Ya despojada de sus botas y de su ropa y con su bañador puesto, fue hacia el borde de la piscina; los dedos de sus pies se curvaron alrededor de las suaves y desgastadas baldosas y su piel se tensó mientras se preparaba para sumergirse en el frío agua.

A Kendall siempre le gustaba sumergirse con gracia, con refinamiento, sin hacer demasiado ruido y sin salpicar porque la piscina era el único lugar en el que podía ser elegante, donde no podría resultar torpe ni perder el equilibrio.

Aunque en aquella ocasión todo era distinto porque sabía que no estaba sola.

De todos modos, Hud seguía dentro de la casa y estaba segura de que no la molestaría. Era un caballero; un caballero al que en más de una ocasión había encontrado mirándola con unos ojos que mostraban algo más que caballerosidad; un caballero que podía ser prepotente y audaz. Pero uno que respetaría sus deseos. De eso no tenía duda.

Pero él, por su parte, sabía que ella estaba allí cubierta únicamente por un pedazo de lycra negra. Sabía que estaría flotando, boca arriba, relajada, con su cuerpo húmedo, brillante y resbaladizo, con los oídos llenos de agua hasta no dejarle oír nada más que el golpeteo de pequeñas olas contra las paredes de hormigón de la piscina.

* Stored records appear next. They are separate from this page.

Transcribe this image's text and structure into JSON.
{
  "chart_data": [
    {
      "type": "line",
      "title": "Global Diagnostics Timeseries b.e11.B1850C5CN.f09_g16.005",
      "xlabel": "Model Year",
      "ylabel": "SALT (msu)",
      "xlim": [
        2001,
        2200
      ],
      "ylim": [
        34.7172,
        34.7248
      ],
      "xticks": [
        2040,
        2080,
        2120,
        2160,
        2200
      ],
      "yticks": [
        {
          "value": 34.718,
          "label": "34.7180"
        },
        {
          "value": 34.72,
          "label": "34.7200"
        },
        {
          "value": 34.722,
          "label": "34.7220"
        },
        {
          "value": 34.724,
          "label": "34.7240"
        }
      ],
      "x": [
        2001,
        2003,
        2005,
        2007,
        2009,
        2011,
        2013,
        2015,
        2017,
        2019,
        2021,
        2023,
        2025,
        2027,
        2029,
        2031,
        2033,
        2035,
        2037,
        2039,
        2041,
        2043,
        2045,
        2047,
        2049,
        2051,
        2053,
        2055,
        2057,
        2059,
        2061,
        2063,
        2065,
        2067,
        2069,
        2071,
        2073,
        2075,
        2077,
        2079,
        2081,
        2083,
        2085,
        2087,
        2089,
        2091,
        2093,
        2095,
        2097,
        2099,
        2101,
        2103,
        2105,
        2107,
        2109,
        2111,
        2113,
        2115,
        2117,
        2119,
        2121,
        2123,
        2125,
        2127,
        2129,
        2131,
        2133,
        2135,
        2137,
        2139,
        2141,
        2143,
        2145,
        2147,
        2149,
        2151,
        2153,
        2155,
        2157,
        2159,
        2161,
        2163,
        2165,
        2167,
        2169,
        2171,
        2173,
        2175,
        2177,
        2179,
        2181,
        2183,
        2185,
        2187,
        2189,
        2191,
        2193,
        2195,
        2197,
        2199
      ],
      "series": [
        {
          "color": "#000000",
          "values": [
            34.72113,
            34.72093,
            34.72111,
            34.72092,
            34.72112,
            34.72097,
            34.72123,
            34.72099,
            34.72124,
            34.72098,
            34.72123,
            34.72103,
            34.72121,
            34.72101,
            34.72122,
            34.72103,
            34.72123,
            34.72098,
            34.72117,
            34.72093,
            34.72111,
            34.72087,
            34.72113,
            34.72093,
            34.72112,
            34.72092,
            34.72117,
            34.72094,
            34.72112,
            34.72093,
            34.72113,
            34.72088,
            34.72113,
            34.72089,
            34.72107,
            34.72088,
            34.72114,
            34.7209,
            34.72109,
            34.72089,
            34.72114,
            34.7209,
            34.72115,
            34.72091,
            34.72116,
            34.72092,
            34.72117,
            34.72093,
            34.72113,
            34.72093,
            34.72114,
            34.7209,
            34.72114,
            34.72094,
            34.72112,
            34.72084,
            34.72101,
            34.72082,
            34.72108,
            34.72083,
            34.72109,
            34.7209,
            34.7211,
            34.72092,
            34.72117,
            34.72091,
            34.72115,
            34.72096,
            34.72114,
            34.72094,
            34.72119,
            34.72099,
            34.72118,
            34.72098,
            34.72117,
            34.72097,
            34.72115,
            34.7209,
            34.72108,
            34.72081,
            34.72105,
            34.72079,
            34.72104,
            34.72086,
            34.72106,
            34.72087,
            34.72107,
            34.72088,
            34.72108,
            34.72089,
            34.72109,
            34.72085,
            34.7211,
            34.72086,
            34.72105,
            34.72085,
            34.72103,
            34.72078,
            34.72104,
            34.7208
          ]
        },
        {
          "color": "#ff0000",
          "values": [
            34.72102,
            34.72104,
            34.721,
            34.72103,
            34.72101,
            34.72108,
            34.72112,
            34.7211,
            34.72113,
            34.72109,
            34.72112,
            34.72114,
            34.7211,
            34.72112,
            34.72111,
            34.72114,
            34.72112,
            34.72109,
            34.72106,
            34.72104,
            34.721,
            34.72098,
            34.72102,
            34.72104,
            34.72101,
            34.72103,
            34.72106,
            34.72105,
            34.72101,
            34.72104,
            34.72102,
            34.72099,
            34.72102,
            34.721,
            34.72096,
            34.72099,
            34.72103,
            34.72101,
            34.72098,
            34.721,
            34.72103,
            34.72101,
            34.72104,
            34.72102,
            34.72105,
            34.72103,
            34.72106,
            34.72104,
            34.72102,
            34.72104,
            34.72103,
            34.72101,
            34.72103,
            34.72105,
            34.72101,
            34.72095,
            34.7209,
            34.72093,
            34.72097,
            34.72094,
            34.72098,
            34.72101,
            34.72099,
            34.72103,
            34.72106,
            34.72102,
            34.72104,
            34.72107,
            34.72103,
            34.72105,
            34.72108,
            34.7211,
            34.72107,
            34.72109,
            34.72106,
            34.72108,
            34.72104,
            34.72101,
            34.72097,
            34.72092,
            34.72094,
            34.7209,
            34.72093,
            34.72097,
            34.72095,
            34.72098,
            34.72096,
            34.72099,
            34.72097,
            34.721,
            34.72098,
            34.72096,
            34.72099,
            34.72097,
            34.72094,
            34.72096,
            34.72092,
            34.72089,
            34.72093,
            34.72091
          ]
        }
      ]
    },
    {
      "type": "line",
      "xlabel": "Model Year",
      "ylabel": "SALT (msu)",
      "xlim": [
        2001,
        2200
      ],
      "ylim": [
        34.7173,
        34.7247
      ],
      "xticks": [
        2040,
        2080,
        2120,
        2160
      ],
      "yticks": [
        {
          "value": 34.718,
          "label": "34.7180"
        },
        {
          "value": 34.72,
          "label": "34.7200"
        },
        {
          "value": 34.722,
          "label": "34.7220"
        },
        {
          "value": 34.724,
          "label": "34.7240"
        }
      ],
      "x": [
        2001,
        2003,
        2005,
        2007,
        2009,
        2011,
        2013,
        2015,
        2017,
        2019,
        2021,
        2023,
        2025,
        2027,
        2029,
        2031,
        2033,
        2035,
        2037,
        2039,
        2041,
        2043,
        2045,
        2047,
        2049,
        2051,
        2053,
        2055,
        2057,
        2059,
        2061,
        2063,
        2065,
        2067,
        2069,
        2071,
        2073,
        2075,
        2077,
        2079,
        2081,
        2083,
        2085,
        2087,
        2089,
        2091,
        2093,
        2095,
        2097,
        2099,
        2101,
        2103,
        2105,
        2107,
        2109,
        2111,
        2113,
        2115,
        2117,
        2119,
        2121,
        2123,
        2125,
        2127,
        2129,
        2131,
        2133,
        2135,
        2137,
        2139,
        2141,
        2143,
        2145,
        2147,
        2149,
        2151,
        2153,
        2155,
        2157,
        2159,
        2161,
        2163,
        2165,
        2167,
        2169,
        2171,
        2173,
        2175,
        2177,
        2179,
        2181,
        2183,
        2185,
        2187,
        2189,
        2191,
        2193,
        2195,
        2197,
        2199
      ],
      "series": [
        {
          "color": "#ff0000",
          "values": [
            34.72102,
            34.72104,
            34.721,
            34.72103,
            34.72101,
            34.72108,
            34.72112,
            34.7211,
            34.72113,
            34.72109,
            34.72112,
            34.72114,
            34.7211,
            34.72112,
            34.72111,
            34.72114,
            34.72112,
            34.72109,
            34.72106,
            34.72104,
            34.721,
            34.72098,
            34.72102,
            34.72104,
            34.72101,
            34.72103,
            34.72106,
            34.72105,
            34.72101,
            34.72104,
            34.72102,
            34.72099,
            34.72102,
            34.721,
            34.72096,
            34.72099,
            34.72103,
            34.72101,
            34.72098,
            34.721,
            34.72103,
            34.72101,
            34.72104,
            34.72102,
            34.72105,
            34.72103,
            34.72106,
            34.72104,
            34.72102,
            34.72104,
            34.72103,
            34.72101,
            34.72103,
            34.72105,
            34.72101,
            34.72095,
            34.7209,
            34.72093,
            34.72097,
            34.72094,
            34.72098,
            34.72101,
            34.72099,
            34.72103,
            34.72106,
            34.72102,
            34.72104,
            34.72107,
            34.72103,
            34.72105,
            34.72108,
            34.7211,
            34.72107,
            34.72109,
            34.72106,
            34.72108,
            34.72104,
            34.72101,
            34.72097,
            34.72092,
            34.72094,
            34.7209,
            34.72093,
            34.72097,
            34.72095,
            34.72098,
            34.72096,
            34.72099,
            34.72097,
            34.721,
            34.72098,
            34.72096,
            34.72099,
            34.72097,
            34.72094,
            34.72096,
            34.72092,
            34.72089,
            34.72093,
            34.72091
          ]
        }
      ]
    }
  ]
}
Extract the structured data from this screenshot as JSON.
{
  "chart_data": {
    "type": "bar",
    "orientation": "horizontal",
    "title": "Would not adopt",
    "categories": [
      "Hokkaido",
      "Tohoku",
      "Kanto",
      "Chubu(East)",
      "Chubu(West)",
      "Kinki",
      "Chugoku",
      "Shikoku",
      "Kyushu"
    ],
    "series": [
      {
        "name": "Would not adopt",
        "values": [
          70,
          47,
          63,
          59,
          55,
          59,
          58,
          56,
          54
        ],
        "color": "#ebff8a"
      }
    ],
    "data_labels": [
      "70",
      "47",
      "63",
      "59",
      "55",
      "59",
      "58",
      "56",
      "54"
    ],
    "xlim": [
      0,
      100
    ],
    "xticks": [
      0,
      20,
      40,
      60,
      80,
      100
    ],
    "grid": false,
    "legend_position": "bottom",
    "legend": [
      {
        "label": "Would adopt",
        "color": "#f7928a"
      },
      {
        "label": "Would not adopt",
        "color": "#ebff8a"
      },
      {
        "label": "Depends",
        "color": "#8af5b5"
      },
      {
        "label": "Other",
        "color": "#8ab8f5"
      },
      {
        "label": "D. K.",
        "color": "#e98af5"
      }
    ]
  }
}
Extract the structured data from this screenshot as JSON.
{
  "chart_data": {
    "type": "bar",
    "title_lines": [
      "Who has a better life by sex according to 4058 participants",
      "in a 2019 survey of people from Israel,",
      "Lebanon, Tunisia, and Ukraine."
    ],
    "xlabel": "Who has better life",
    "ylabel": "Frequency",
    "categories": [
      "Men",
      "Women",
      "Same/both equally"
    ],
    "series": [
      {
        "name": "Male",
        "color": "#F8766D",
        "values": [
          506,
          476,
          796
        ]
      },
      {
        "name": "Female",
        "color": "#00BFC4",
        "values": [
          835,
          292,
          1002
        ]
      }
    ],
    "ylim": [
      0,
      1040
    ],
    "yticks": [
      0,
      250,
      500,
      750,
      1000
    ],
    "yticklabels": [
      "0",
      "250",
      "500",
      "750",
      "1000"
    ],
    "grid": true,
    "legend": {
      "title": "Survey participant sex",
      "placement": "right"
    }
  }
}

Del mismo modo que Kendall sabía que él estaría caminando de un lado a otro de aquella inmensa casa con la mente ocupada por todo tipo de guerras y preocupaciones que ella no tenía esperanza de poder llegar a descifrar.

Solos con sus pensamientos, estaban pensando el uno en el otro. De eso ella tampoco tenía duda. Las dudas que la invadían en todo momento eran de una naturaleza completamente diferente. Eran dudas en torno a si debería o no permitirle a ese hombre calar más dentro de ella.

Respiró hondo y se relajó con el ligero aroma del cloro y de las hojas de palma porque la razón por la que se había enamorado de aquella piscina, y no tenía ninguna intención de perder, no tenía nada que ver con los electrolitos ni con el deseo de ganar ninguna competición. Tenía que ver con el entumecimiento, con el dolor y con el cansancio de su malherida pierna izquierda.

Sin embargo, no había ninguna razón para que el guapo Hud Bennington lo supiera. Sólo pensar en empezar a ver lástima reflejada en esos ojos hacía que el corazón le doliera tanto como la pierna.

Un hombre como Hud podía tener a la mujer que quisiera. Tal vez a él le habría dado igual tener en su casa a cualquier otra chica, pero para Kendall tener su atención era como una droga a la que se estaba haciendo adicta demasiado deprisa.

Tenía que detener todo aquello. Él no significaba nada para ella, era prácticamente un extraño, alguien con quien había hecho un trato. Un viajante que estaba haciendo escala allí. Un barco que pasaba en la noche y algo mucho más dañino para su salud que la falta de terapia en el agua.

Sin pensar más, se alzó sobre los dedos los pies y saltó al agua.